Madrid


Madrid will find in horror that the oceans and seas surrounding Spain have come to them, sloshing up through ravine and rivers first from one side and then another, and at times from both directions at once, as sloshing in a body of water depends upon its size and depth. Confusion will abound, especially in those who did not learn of the pending shift, with residents likely to scramble to the nearest hill or roof top and find themselves overwashed with water later. Safety is to be found in the highest mountains of northern Spain, away from the cross flow of water.

ZetaTalk


Those who have never witnessed tidal bore cannot imagine how water could climb several thousand feet when under pressure and with nowhere else to go. This will be the situation for Spain during the hour of the pole shift for several reasons. During the pole shift, the globe will be suddenly tipped, the S Pole of Earth snagged by the twisting and turning of Planet X, and pulled up so that the Bulge of Brazil becomes the new N Pole of Earth. During this hour of the shift, the Earth will be pulled under the Atlantic, thus, and water will be rushing past the coastline of Spain. This is water under pressure, and water falling into the outlet of the river Tajo will be trapped with nowhere to go but inland.
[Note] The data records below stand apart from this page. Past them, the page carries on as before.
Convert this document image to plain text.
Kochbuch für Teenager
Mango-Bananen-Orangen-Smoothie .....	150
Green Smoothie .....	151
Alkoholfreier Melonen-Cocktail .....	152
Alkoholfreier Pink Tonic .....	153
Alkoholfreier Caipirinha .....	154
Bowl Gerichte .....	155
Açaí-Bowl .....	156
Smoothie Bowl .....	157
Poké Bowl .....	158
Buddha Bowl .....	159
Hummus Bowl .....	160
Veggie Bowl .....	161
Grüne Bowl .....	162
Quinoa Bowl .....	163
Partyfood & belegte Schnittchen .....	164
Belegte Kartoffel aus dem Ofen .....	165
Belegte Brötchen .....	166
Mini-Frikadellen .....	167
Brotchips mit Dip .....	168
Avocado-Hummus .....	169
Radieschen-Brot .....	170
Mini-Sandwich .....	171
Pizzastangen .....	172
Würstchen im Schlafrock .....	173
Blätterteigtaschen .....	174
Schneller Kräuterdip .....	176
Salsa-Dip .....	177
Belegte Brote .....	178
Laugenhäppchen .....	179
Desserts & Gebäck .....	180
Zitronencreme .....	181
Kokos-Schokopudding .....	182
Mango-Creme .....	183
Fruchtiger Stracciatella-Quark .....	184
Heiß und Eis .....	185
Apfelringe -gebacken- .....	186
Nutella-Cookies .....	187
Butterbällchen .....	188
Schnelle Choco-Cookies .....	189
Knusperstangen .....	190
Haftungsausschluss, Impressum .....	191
Water follows the path of least resistance, and in this case it is up the narrow river bed between high hills, up and up. It will rise to Madrid, and even flood those clinging to roof tops. The issue is not how high the ocean is, nor how high the boring tide will become, but what is happening at the mouth of the river. Water falls into the mouth of the river as there the pressure is less than the pressure to push past the coastline of Spain. There, in the mouth of the river, in Portugal, it roils but cannot escape. It is pushed thus up the river, and gains momentum in this regard. Water on the move has its own life, as we have explained, as it creates a void at the back side, sucking additional water into this void. Thus the climbing water is like a draw, and the pressure from the water passing the coastline of Portugal is pulled into this void repeatedly. As astonishing as this sounds, this is hydrology, and can be replicated in a lab for skeptics.